Appl Clin Inform 2024; 15(02): 388-396
DOI: 10.1055/s-0044-1786978
Research Article

Factors Influencing Integration and Usability of Model-Informed Precision Dosing Software in the Intensive Care Unit

Ming G. Chai
1   Centre for Clinical Research, Faculty of Medicine, The University of Queensland, Brisbane, Queensland, Australia
2   Pharmacy Department, Royal Brisbane and Women's Hospital, Brisbane, Queensland, Australia
Natasha A. Roberts
1   Centre for Clinical Research, Faculty of Medicine, The University of Queensland, Brisbane, Queensland, Australia
3   Cancer Care Services, Royal Brisbane and Women's Hospital, Herston, Brisbane, Queensland, Australia
Chelsea Dobbins
4   School of Electrical Engineering and Computer Science, The University of Queensland, Brisbane, Queensland, Australia
Jason A. Roberts
1   Centre for Clinical Research, Faculty of Medicine, The University of Queensland, Brisbane, Queensland, Australia
2   Pharmacy Department, Royal Brisbane and Women's Hospital, Brisbane, Queensland, Australia
5   Department of Intensive Care Medicine, Royal Brisbane and Women's Hospital, Herston, Brisbane, Queensland, Australia
6   Division of Anaesthesiology Critical Care Emergency and Pain Medicine, Nimes University Hospital, University of Montpellier, Nimes, France
7   Herston Infectious Diseases Institute, Metro North Health, Brisbane, Australia
Menino O. Cotta
1   Centre for Clinical Research, Faculty of Medicine, The University of Queensland, Brisbane, Queensland, Australia
› Institutsangaben
Funding M.G.C. is supported by a University of Queensland and the Australian National Health and Medical Research Council (NHMRC) (APP2002981) in the form of a Postgraduate Scholarship. J.A.R. is supported by an Australian National Health and Medical Research Council for a Centre of Research Excellence (APP2007007) and an Investigator Grant (APP2009736) as well as an Advancing Queensland Clinical Fellowship.


Background Antimicrobial dosing in critically ill patients is challenging and model-informed precision dosing (MIPD) software may be used to optimize dosing in these patients. However, few intensive care units (ICU) currently adopt MIPD software use.

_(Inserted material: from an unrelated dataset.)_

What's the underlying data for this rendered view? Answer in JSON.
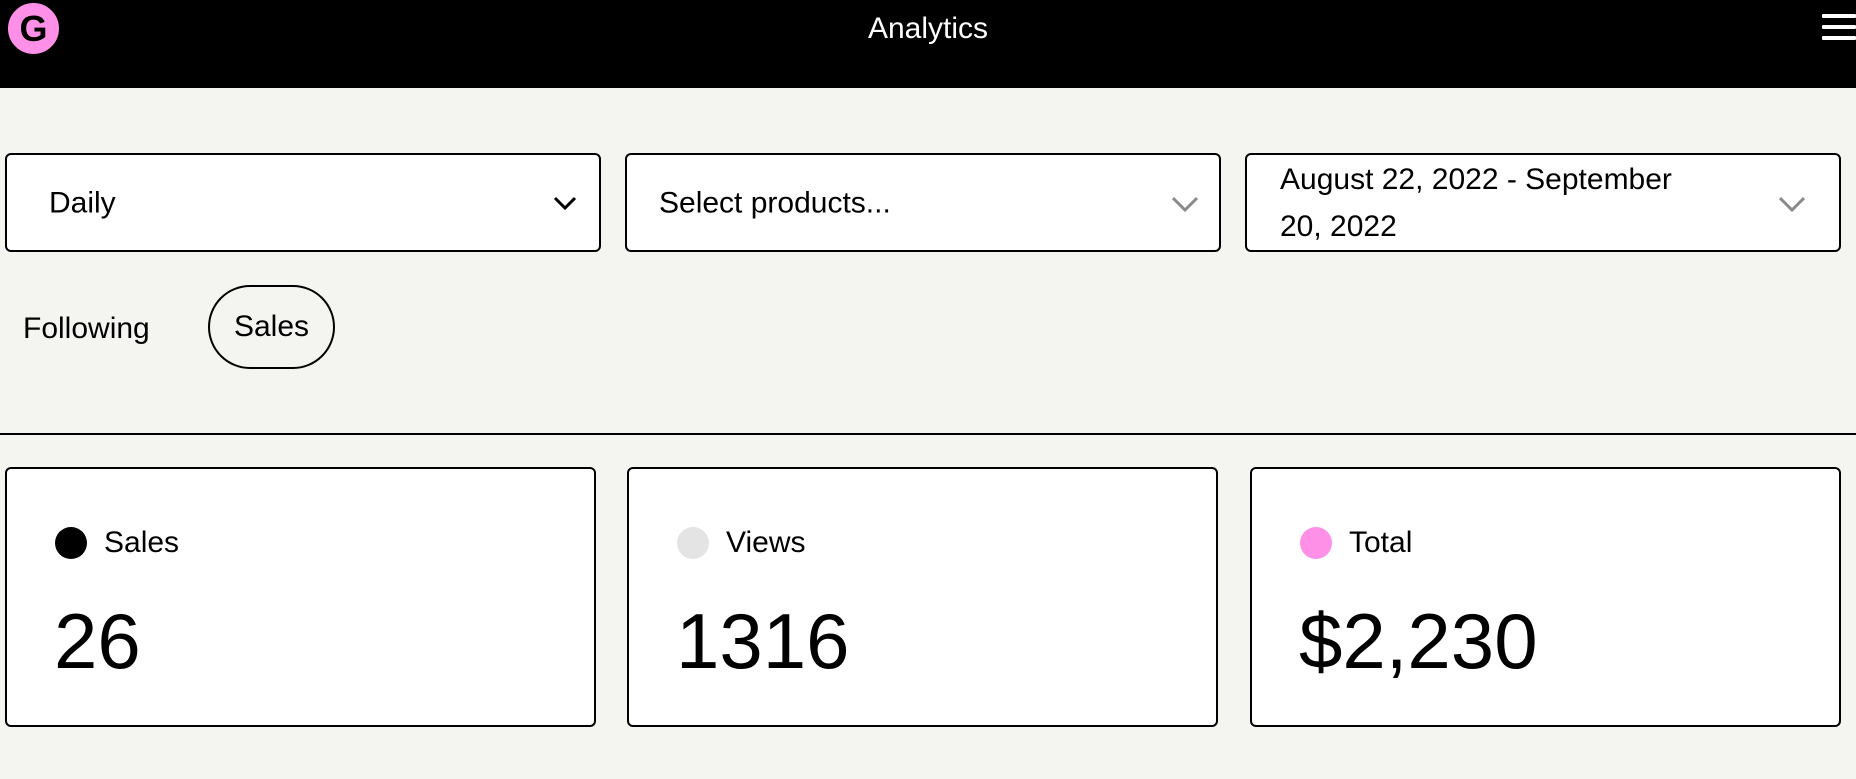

Objectives To determine the usability of MIPD software perceived by ICU clinicians and identify implementation barriers and enablers of software in the ICU.

Methods Clinicians (pharmacists and medical staff) who participated in a wider multicenter study using MIPD software were invited to participate in this mixed-method study. Participants scored the industry validated Post-study System Usability Questionnaire (PSSUQ, assessing software usability) and Technology Acceptance Model 2 (TAM2, assessing factors impacting software acceptance) survey. Semistructured interviews were used to explore survey responses. The framework approach was used to identify factors influencing software usability and integration into the ICU from the survey and interview data.

Results Seven of the eight eligible clinicians agreed to participate in the study. The PSSUQ usability scores ranked poorer than the reference norms (2.95 vs. 2.62). The TAM2 survey favorably ranked acceptance in all domains, except image. Qualitatively, key enablers to workflow integration included clear and accessible data entry, visual representation of recommendations, involvement of specialist clinicians, and local governance of software use. Barriers included rigid data entry systems and nonconformity of recommendations to local practices.

Conclusion Participants scored the MIPD software below the threshold that implies good usability. Factors such as availability of software support by specialist clinicians was important to participants while rigid data entry was found to be a deterrent.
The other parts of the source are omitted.